Ripple wins big due to SEC’s “major errors” at “suicide mission hearing” – Hogan analysis

Rick Steves

By wanting to have it both ways, the SEC has inadvertently put the Hinman speech back into play as “market guidance”, which puts it back into relevance as official guidance as to whether XRP is a security and back into play as to the fair notice defence. 

The SEC v. Ripple hearing this week, which saw Judge Sarah Netburn showing an increased lack of patience toward the SEC’s “inconsistent positions” over Hinman’s speech, has led to widespread commentary among the members of the public.

Among these is Jeremy Hogan, an Orlando-based attorney that has been regularly presenting his views on the XRP lawsuit and, once again, offered his analysis of the conference in a video shared on Youtube.

“That hearing didn’t go well for the SEC. We used to call those ‘suicide mission hearings’ because you were being sent to your death but it was actually much worse for the SEC than you may even imagine as some major errors were made today by them”.

A summary of the hearing can be found here.

“In trying to win a loser, the SEC might just have lost a winner”

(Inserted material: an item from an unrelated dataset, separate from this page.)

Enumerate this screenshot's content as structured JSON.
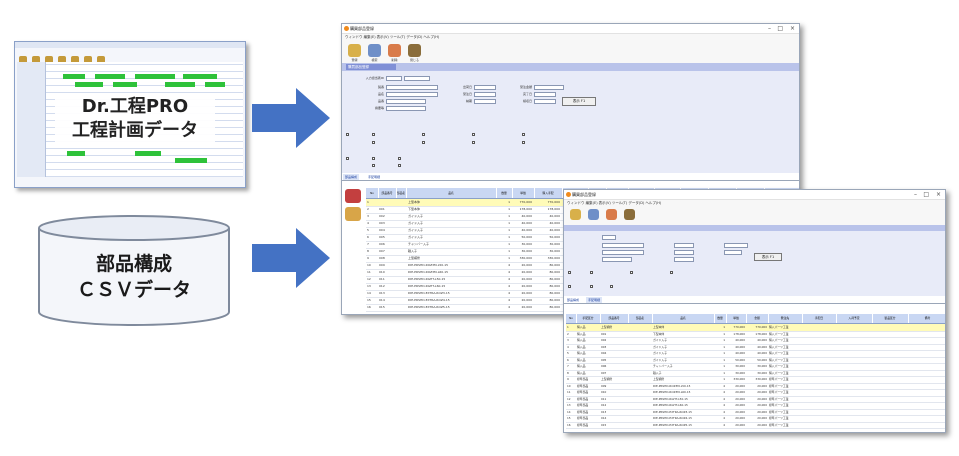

The SEC is desperately trying not to handle the infamous Hinman emails over to Ripple, said Hogan, who added the plaintiff has already lost in the deliberative process privilege argument previously and now it is raising the attorney-client privilege argument.

However, changing positions on who or what the clients here were is definitely a problem for the SEC, as attorney Thien-Vu Hogan has pointed out in a previous analysis.

The issue with the SEC’s claim is that the plaintiff will struggle to explain who the client is as the agency has taken no less than 3 positions on whose opinion the speech was: first it was the SEC’s opinion, then it later became Hinman’s personal opinion, and now it is the division’s opinion.

That’s exactly what happened at the hearing. Judge Netburn asked the SEC counsel to “help [her] understand what legal advice Director Hinman received and for what purpose it was given. What was the legal advice for? What was he seeking that advice for?”

Another sharp question was “do you still stand by that position today that Hinman’s speech was his personal opinion?”

The Judge seemed unconvinced by the SEC’s answers and “twisted the knife a little bit more” by letting the plaintiff know that the SEC’s distancing from the speech is problematic because there must be a purpose for the SEC lawyers to give legal advice. “And if this is his personal opinion, then there’s no purpose for the legal advice.”

Jeremy Hogan then commented on the SEC’s strategy calling it a “mistake” for changing its position. “You have to stick with that.”

By wanting to have it both ways, the SEC has inadvertently put the Hinman speech back into play as “market guidance”, which puts it back into relevance as official guidance as to whether XRP is a security and back into play as to the fair notice defence.

“And in trying to win a loser, the SEC might just have lost a winner”, Mr. Hogan concluded.